Des fils à papa à soigner façon goret dans Dr Hannibal, c’est au tour des nazis dans « Kill Dem All », une des chansons les plus réussies de l’EP sorti en avril par le rappeur le plus drôle de la FF. S’il y a bien de jouissives scènes de bataille et de résistances, ce sont plutôt celles empruntées aux classiques du cinéma d’horreur, avec toutes ses composantes – des survivant-e-s classes, une centrale électrique louche, un virus et même un caddie. Des nazis aux zombies, glissement sonore qui fait songer à un opus de Call of Duty, mais qui n’est pas si arbitraire que ça. Au moins depuis le chef-d’oeuvre de Romero, les morts-vivants sont un parfait support métaphorique pour la critique sociale : le passé et présent raciste des États-Unis dans La Nuit des Morts-Vivants (Night of The Living Dead, 1968), la société de consommation dans Zombie (Dawn of the dead, 1978). Ce n’est pas pour rien que le morceau qui clame « Nique l’État et tous ses avatars / Tous les condés sont des bâtards » débute par un plan sur le cadavre zombifié d’un agent de police… À saluer, au passage, le travail de la maquilleuse toulousaine Marine Bouvier sur le rendu visuel des visages. Et celui des danseurs, sous un pont tagué de bombe rouge, en un hommage explicite aux chorégraphies saccadées du « Thriller » de Michael Jackson. Don Choa dans ce qu’il a de plus original : un humour décalé et sans compromission.
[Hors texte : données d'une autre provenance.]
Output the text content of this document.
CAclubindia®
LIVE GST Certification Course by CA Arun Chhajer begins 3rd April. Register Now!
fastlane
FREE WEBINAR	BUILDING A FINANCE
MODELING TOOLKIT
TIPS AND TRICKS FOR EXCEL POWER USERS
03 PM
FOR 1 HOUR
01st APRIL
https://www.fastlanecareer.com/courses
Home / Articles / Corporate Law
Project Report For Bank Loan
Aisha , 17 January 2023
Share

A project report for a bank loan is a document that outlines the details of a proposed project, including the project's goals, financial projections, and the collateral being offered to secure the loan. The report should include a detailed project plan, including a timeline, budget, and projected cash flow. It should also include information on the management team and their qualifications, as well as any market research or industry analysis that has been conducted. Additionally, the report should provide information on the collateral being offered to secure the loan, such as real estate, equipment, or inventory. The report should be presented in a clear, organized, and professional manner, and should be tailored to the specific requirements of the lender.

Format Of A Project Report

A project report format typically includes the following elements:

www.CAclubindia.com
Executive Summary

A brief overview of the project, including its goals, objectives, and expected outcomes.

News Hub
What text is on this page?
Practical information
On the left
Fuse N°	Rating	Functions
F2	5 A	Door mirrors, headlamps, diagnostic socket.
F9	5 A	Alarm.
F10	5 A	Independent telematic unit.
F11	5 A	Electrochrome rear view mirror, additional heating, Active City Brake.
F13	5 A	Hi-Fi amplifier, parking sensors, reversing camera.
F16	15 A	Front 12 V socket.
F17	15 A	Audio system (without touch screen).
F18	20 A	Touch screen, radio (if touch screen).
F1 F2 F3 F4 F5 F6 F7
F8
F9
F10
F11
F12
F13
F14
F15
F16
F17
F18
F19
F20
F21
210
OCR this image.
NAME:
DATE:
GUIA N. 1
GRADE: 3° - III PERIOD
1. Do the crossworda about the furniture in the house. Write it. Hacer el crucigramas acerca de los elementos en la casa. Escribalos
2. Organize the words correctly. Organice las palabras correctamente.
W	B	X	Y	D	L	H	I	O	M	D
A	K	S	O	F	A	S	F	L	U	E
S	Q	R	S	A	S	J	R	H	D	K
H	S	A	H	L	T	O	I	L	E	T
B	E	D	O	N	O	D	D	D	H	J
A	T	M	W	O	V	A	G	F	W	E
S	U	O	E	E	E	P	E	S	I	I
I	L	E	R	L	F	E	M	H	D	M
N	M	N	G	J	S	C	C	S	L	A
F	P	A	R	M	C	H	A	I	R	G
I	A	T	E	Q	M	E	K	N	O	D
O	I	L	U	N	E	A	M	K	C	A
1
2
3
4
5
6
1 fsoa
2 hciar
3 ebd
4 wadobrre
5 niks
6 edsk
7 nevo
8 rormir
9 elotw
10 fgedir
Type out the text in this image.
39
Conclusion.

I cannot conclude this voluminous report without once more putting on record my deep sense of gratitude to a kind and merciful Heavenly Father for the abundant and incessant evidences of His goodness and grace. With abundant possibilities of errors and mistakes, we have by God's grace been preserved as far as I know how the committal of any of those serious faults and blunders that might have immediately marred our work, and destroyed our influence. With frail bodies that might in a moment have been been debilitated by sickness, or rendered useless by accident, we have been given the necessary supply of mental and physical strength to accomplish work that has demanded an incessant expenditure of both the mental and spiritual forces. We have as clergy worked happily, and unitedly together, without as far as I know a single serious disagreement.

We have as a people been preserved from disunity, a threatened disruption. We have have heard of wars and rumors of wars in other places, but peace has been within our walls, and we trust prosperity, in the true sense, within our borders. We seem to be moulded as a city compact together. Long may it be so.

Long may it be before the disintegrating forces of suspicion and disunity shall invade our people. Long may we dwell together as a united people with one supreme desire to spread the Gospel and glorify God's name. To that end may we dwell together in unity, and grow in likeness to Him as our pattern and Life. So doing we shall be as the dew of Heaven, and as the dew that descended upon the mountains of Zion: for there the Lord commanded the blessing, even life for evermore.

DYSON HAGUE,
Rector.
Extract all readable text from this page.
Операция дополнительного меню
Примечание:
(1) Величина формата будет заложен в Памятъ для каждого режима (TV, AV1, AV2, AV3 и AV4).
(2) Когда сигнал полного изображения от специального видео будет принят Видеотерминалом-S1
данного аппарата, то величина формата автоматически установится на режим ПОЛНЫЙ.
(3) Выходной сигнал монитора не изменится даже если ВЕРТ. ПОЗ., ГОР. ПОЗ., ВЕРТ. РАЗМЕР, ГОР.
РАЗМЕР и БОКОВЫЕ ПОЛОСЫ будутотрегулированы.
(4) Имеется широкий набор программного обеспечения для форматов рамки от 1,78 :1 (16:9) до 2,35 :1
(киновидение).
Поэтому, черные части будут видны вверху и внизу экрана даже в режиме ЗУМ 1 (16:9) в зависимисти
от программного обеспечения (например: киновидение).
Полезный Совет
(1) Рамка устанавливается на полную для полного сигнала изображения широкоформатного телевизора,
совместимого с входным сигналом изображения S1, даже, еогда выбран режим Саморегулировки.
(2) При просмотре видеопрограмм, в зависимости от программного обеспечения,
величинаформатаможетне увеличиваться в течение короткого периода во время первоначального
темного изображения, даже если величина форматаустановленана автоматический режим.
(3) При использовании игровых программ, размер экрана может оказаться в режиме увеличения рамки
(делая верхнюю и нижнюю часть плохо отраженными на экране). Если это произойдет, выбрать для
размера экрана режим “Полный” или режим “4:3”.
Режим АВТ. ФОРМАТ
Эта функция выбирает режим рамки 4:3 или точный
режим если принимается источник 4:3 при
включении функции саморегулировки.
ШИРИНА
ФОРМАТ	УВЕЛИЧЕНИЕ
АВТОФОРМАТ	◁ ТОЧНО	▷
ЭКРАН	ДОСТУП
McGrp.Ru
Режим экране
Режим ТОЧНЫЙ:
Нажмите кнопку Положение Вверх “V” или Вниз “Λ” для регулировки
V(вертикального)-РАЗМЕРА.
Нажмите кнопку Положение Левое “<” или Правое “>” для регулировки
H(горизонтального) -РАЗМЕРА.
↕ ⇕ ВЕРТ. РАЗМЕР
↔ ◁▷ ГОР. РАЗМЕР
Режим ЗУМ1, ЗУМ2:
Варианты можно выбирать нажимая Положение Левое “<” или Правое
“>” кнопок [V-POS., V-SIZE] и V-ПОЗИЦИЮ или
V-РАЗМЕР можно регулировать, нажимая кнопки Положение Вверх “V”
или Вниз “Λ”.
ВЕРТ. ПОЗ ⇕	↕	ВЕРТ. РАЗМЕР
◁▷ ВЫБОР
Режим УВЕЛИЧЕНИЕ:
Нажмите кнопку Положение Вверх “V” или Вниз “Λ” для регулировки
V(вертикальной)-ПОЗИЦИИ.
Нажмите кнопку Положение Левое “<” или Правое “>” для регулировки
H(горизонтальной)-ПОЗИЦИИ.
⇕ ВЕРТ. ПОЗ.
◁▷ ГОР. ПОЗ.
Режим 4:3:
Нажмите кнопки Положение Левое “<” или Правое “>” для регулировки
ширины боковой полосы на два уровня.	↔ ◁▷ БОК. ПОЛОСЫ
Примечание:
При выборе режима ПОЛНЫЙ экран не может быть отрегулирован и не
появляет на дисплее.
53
Cette année, il sera un peu aux festivals ce que l’été indien est aux grandes vacances. Après la déferlante des grandes messes de la musique en plein air qui a traditionnellement lieu en juin, juillet et août, les Hauts-de-Seine accueillent le solide festival Chorus. Actif depuis plus de vingt ans, l’événement consacre cette année une date spécifique au rap. Ce sera le 26 novembre et pour l’occasion, le site de La Défense sera délaissé pour se rapprocher de Boulbi et de son Pont de Sèvres que le rap français chérit tant. Ça se passera sur l’Île Seguin, où les usines Renault ont été remplacées par La Seine Musicale, globe insulaire qui n’attend que d’être baptisé de quelques bonnes phases, lui qui n’a encore accueilli aucun rappeur ou presque. Et pour l’occasion, il y aura du monde. Même du beau monde et pour tous les goûts, puisque De La Soul, Kery James, SCH, Action Bronson, Roméo Elvis, Caballero & Jeanjass, Panama Bende ou encore Gracy Hopkins seront à l’affiche. Des places sont à gagner sur notre page Facebook et le programme complet de cette journée est à consulter ici ou sur le site officiel de Chorus. Ah, et sachez aussi que Demi Portion sera également de la fête, quelques jours plus tôt à La Défense en concert gratuit.